The late John Murphy purchased the other three cars - RM 31 Tokomaru, RM 33 Takitimu, and RM 35 Tikitere - in December 1972 for preservation, along with many spare parts and instruction manuals. Although he wanted to keep all three cars, he was later forced to scrap RM 33 and RM 35 as he was unable to look after them. Also, while RM 33 was still potentially operable, RM 35 had been involved in an accident during its last months of service, and its frame was bent in such a way that would have prevented it from running again; even if it was feasible to repair the damage, it would have been beyond John's means to repair it or pay for it to be repaired.

Today, RM 30 resides on the Silver Stream Railway in Wellington and is commonly used on running days. RM 32 is now located at the Glenbrook Vintage Railway south of Auckland; the railcar moved there in 2001 after the proposed overhaul fell through and the Te Rapa loco depot was demolished, requiring it to find a new home. Work started on restoring RM 32 at GVR, this stopped and there are no current plans for this to resume.

Rm 31 was for a time held at Masterton but was later placed on loan to the Pahiatua Railcar Society at Pahiatua. When John died, the car was bequeathed to the PRS along with the manuals and spare parts, some of which came from RM 33 and RM 35, that John had accumulated.
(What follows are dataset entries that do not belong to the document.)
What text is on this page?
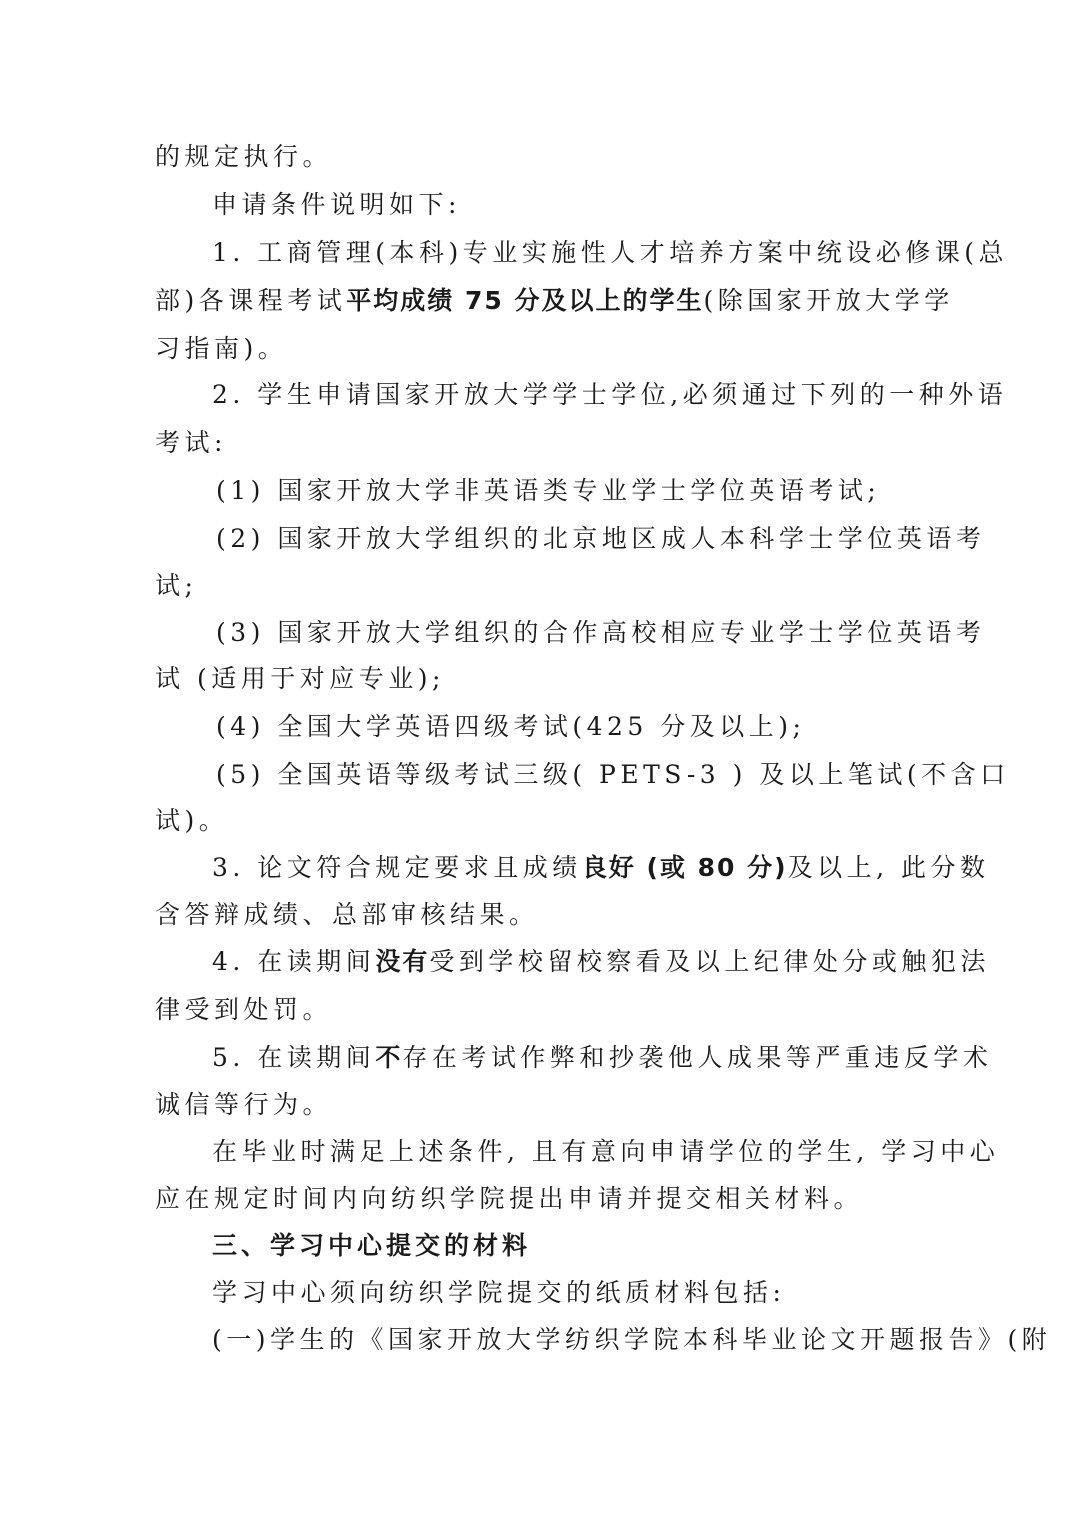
的规定执行。
申请条件说明如下:
1. 工商管理(本科)专业实施性人才培养方案中统设必修课(总
部)各课程考试平均成绩 75 分及以上的学生(除国家开放大学学
习指南)。
2. 学生申请国家开放大学学士学位,必须通过下列的一种外语
考试:
(1) 国家开放大学非英语类专业学士学位英语考试;
(2) 国家开放大学组织的北京地区成人本科学士学位英语考
试;
(3) 国家开放大学组织的合作高校相应专业学士学位英语考
试 (适用于对应专业);
(4) 全国大学英语四级考试(425 分及以上);
(5) 全国英语等级考试三级( PETS-3 ) 及以上笔试(不含口
试)。
3. 论文符合规定要求且成绩良好 (或 80 分)及以上, 此分数
含答辩成绩、总部审核结果。
4. 在读期间没有受到学校留校察看及以上纪律处分或触犯法
律受到处罚。
5. 在读期间不存在考试作弊和抄袭他人成果等严重违反学术
诚信等行为。
在毕业时满足上述条件, 且有意向申请学位的学生, 学习中心
应在规定时间内向纺织学院提出申请并提交相关材料。
三、学习中心提交的材料
学习中心须向纺织学院提交的纸质材料包括:
(一)学生的《国家开放大学纺织学院本科毕业论文开题报告》(附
The car attended the 2008 North Island Main Trunk centenary celebrations, but at the time was not mainline certified. It was finally brought up to mainline standards in late 2011, and ditch lights mounted in the headstocks. The railcar then underwent mainline trials and crew training. Its first revenue run as a heritage rail vehicle took place on 12 February 2012. As part of the mainline qualifications, RM 31 has been fitted with an events recorder, train radio, and ditch lights at either end. These are recessed into the railcar's front fairings so as not to detract from the original character of the railcar.

RM 34 also resided at the Silver Stream Railway along with RM 30, but only saw occasional use. For many years it was undergoing a slow overhaul, until 2019 when the Silver Stream Railway donated the railcar to the Pahiatua Railcar Society. Pahiatua Railcar Society eventually plans to overhaul RM 34 to join RM 31 on mainline excursions.